Gold rate today: MCX gold rates witnessed strong buying after Jerome Powell’s speech at the Jackson Hole symposium on Friday. MCX gold rates (October 2025) finally rose by Rs 9756 per 1 gram and regained the psychological Rs 1 lakh mark on a closing basis. In the international market, COMEX gold rates closed 1.09% higher at $3,418.50 per troy ounce.

According to market experts, Jerome Powell’s speech at the Jackson Hole Symposium has raised hopes of a rate cut in the US Fed. He said that the market expects a 25 basis points cut in the US Fed meeting to be held in September 2025. The decline in the US dollar rate may trigger gold buying in the MCX and international markets. He suggested investors to be alert to the current hurdles of ₹1,01,400 and $3,410 per troy ounce for MCX gold rates. A further decline above these levels on a closing basis could trigger a new bullish trend in gold prices worldwide.

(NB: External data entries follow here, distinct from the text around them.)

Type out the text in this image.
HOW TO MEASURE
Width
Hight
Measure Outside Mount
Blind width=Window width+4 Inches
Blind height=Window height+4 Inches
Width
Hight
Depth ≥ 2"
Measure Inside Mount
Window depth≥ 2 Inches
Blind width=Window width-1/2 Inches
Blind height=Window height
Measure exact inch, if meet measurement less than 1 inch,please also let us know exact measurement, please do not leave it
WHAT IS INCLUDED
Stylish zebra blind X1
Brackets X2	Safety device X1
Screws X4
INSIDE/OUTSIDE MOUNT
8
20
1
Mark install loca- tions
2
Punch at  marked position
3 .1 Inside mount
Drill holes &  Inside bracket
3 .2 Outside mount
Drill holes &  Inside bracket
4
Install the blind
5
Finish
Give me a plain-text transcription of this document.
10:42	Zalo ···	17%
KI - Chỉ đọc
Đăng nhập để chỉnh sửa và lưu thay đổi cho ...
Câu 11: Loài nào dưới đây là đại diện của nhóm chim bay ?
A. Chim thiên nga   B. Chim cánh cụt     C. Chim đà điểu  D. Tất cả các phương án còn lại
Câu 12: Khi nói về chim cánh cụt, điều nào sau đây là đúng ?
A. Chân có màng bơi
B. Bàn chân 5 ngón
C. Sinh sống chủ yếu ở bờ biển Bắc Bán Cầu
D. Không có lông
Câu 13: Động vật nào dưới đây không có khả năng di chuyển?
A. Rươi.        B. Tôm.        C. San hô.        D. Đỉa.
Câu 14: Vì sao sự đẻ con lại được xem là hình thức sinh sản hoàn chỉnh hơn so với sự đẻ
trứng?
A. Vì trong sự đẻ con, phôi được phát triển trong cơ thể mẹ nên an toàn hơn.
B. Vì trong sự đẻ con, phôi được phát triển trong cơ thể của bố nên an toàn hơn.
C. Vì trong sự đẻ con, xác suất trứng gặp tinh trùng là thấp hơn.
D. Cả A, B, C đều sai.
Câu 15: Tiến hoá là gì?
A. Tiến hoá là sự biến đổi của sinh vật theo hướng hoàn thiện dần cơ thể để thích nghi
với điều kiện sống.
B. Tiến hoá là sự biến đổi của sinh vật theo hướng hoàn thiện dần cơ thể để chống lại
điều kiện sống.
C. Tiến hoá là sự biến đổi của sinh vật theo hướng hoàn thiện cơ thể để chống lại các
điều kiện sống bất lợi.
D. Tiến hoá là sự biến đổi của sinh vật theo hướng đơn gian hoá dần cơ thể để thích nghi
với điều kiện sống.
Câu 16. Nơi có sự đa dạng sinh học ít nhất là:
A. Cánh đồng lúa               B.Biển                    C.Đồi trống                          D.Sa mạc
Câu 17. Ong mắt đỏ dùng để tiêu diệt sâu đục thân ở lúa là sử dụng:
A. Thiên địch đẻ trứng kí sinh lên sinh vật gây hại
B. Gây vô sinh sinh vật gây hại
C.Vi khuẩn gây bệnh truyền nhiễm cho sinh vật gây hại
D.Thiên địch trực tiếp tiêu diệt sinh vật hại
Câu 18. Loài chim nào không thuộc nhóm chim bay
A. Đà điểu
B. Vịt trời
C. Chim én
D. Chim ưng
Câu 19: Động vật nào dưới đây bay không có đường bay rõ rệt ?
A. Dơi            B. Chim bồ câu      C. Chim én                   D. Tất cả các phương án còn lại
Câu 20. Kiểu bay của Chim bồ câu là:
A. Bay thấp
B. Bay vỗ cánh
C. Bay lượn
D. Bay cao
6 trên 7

Trigger for rate cut from US Fed

Pointing to the hopes of a US Fed rate cut following Jerome Powell’s speech at the Jackson Hole Symposium, Sugandha Sachdeva, Founder, SS Wealthstreet, said, “Federal Reserve Chair Jerome Powell’s remarks at the Jackson Hole Symposium have strengthened expectations of a much-awaited US Fed rate cut at the September FOMC meeting, after nearly eight months of policy stance. His signal that the Fed is ready to adjust rates as the labor market cools led to a sharp decline of 0.90% in the US Dollar Index on the last trading day of the week and gold prices rose. A weak dollar increases the appeal of gold as an alternative investment.”

Sugandha said that the possibility of accommodative measures ahead is further strengthened by the continued pressure on the US Fed by US President Donald Trump to ease policy.

According to Sugandha Sachdeva, Ross Maxwell, Global Strategy Lead at VT Markets, said, “Jerome Powell signaled that the Fed is data-driven and is ready to adjust rates if economic conditions are favorable. This increased the possibility of a rate cut in September and more cuts by the end of the year. This led to an immediate rise in MCX gold prices, as traders looked to take advantage of cheaper gold prices after the dollar weakened. Traders are advised to remain cautious, keeping an eye on whether there is more clarity on US inflation and rate signals.”

Ross Maxwell of BT Markets said that Powell’s tone alerted gold traders and provided some short-term bullish momentum. However, we will have to remain cautious and watch further data to determine whether this is a major bullish trigger or not. MCX gold rates are likely to remain sensitive to US dollar movements due to future economic data and any future commentary from the Fed.

Gold price forecast

Regarding the future of gold prices in the stock markets, Sugandha Sachdeva said, “Technically, gold prices are finding strong support at Rs 97,000 and Rs 98,200 per 10 grams in the domestic market, while key support levels internationally are at $3,310 and $3,280 per ounce. The possibility of volatility cannot be ruled out in the near term, but as long as these support areas are respected, the broad bias remains constructive. A rise above $101,400 per 10 grams in the domestic market and $3,410 per ounce internationally is likely to lead to further gains in gold.”

(Disclaimer: The information provided here is for informational purposes only and does not constitute investment advice. The stockshope.org does not offer investment recommendations. The stock market involves risk—please consult a certified investment advisor before making any investment decisions.)